Discussion
mccoyb: It's fascinating to think about the space of problems which are amenable to RL scaling of these probability distributions.Before, we didn't have a fast (we had to rely on human cognition) way to try problems - even if the techniques and workflows were known by someone. Now, we've baked these patterns into probability distributions - anyone can access them with the correct "summoning spell". Experts will naturally use these systems more productively, because they know how to coerce models into the correct conditional distributions which light up the right techniques.One question this raises to me is how these models are going to keep up with the expanding boundary of science. If RL is required to get expert behavior into the models, what happens when experts start pushing the boundary faster? In 2030, how is Anthropic going to keep Claude "up-to-date" without either (a) continual learning with a fixed model (expanding context windows? seems hard) or (b) continual training (expensive)?Crazy times.

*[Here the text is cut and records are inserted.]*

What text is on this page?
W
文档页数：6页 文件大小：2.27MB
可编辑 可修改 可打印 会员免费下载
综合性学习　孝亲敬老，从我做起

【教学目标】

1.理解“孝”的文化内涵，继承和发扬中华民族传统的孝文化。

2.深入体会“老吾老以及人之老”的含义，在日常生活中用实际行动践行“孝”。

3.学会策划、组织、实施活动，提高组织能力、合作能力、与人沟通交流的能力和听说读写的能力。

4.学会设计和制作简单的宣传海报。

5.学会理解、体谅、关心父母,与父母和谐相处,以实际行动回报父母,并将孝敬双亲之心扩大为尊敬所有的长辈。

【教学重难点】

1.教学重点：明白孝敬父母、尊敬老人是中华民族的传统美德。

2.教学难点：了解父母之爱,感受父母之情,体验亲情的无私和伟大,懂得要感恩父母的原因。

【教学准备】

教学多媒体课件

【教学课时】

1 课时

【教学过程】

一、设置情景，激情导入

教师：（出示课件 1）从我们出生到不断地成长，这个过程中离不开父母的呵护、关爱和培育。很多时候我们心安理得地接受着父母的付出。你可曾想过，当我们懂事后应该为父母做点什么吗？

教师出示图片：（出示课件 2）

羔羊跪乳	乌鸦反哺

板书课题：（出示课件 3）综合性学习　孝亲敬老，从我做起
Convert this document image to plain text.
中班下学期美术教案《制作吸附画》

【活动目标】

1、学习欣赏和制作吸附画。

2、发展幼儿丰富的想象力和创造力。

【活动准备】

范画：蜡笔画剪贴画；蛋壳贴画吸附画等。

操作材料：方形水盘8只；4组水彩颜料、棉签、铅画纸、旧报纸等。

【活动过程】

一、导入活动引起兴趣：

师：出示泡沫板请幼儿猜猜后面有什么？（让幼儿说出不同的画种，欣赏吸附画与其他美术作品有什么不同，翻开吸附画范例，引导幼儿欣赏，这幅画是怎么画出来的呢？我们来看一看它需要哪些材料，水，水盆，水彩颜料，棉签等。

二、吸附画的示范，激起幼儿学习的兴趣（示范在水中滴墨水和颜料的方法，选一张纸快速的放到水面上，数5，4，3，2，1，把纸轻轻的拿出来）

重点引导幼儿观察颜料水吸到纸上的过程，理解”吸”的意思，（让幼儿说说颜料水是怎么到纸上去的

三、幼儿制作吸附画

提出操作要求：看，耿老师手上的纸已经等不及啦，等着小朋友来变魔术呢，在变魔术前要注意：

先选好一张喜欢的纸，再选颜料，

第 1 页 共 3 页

Aerroon: A bit related: open weights models are basically time capsules. These models have a knowledge cut off point and essentially forever live in that time.
bitexploder: This is the most fundamental argument that they are not, directly, an intelligence. They are not ever storing new information on a meaningful timescale. However, if you viewed them on some really large macro time scale where now LLMs are injecting information into the universe and the re-ingesting that maybe in some very philosophical way they are a /very/ slow oscillating intelligence right now. And as we narrow that gap (maybe with a totally new non-LLM paradigm) perhaps that is ultimately what gen AI becomes. Or some new insight that lets the models update themselves in some fundamental way without the insanely expensive training costs they have now.

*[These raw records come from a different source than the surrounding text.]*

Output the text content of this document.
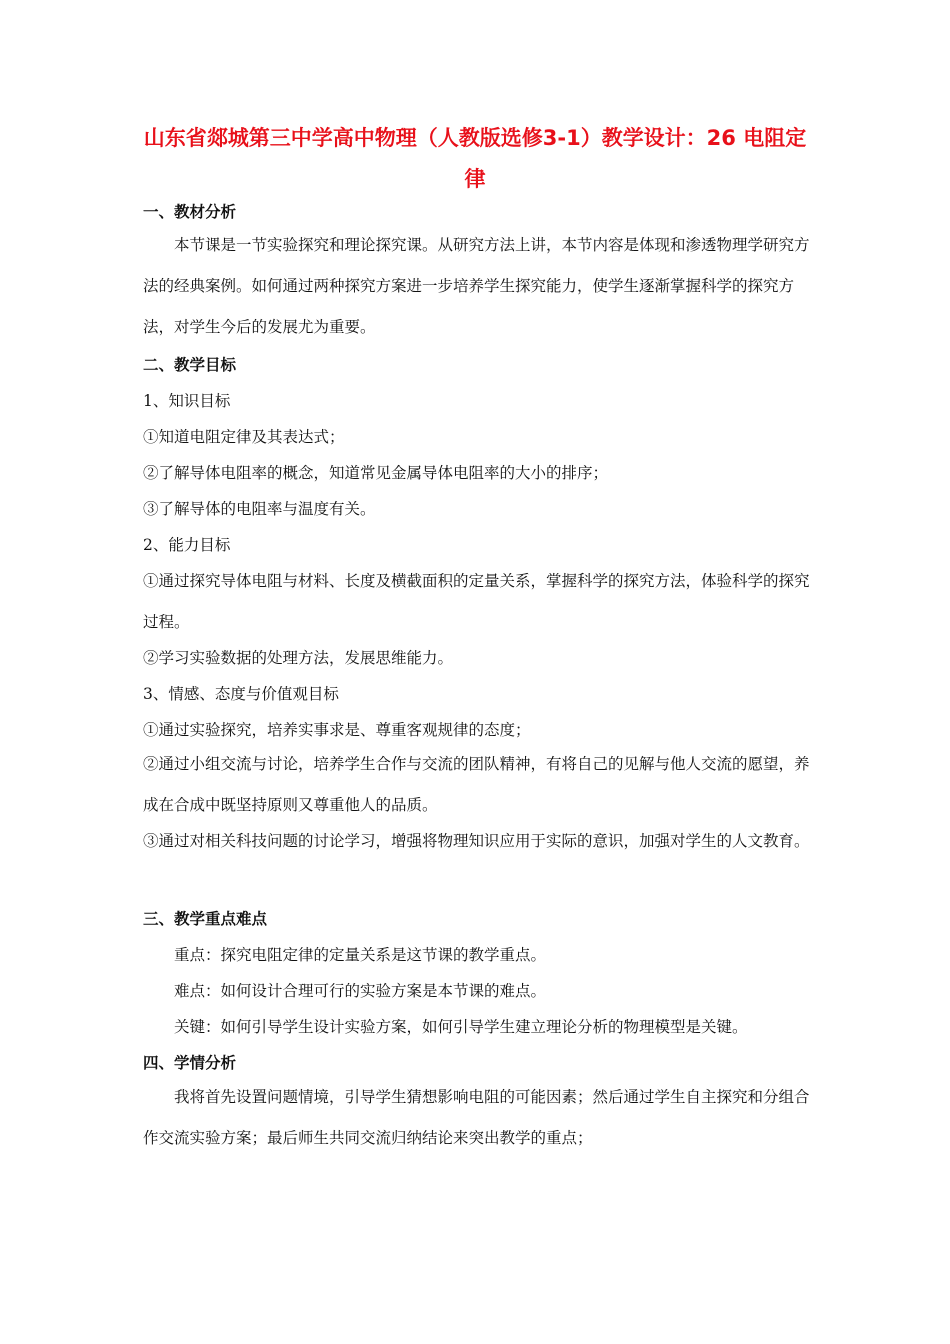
山东省郯城第三中学高中物理（人教版选修3-1）教学设计：26 电阻定律
一、教材分析

本节课是一节实验探究和理论探究课。从研究方法上讲，本节内容是体现和渗透物理学研究方法的经典案例。如何通过两种探究方案进一步培养学生探究能力，使学生逐渐掌握科学的探究方法，对学生今后的发展尤为重要。

二、教学目标
1、知识目标
①知道电阻定律及其表达式；
②了解导体电阻率的概念，知道常见金属导体电阻率的大小的排序；
③了解导体的电阻率与温度有关。
2、能力目标

①通过探究导体电阻与材料、长度及横截面积的定量关系，掌握科学的探究方法，体验科学的探究过程。

②学习实验数据的处理方法，发展思维能力。
3、情感、态度与价值观目标
①通过实验探究，培养实事求是、尊重客观规律的态度；

②通过小组交流与讨论，培养学生合作与交流的团队精神，有将自己的见解与他人交流的愿望，养成在合成中既坚持原则又尊重他人的品质。

③通过对相关科技问题的讨论学习，增强将物理知识应用于实际的意识，加强对学生的人文教育。

三、教学重点难点
重点：探究电阻定律的定量关系是这节课的教学重点。
难点：如何设计合理可行的实验方案是本节课的难点。
关键：如何引导学生设计实验方案，如何引导学生建立理论分析的物理模型是关键。
四、学情分析

我将首先设置问题情境，引导学生猜想影响电阻的可能因素；然后通过学生自主探究和分组合作交流实验方案；最后师生共同交流归纳结论来突出教学的重点；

dtj1123: Would you consider someone with anterograde amnesia not to be intelligent?
morleytj: A very good point. For anyone not familiar with anterograde amnesia, the classical case is patient H.M. (https://en.wikipedia.org/wiki/Henry_Molaison), whose condition was researched by Brenda Milner.

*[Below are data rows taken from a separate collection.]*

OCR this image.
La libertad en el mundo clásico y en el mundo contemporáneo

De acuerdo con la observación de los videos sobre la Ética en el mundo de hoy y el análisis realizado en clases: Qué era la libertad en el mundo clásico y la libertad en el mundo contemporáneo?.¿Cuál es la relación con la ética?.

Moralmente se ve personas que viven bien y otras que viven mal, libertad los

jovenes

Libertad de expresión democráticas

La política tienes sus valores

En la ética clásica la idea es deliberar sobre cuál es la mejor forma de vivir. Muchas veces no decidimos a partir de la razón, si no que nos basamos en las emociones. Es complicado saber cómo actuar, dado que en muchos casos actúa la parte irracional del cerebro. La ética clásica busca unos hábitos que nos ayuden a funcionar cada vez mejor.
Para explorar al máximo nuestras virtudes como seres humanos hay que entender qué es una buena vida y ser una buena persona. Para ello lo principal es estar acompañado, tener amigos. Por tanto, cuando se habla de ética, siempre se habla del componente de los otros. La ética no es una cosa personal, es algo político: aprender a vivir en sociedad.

wang_li: Or you could have just said "they can't form new memories."
pdntspa: Sure, if you want to speak with the precision of a sledgehammer instead of a scalpel
saturnite: All that needed to be conveyed was that there are humans who cannot create new memories. That is enough to pose the philosophical question about these models having intelligence. Anything more is just adding an anecdote that isn't necessary.
morleytj: Why would adding more information and context be unnecessary? And why is that bad?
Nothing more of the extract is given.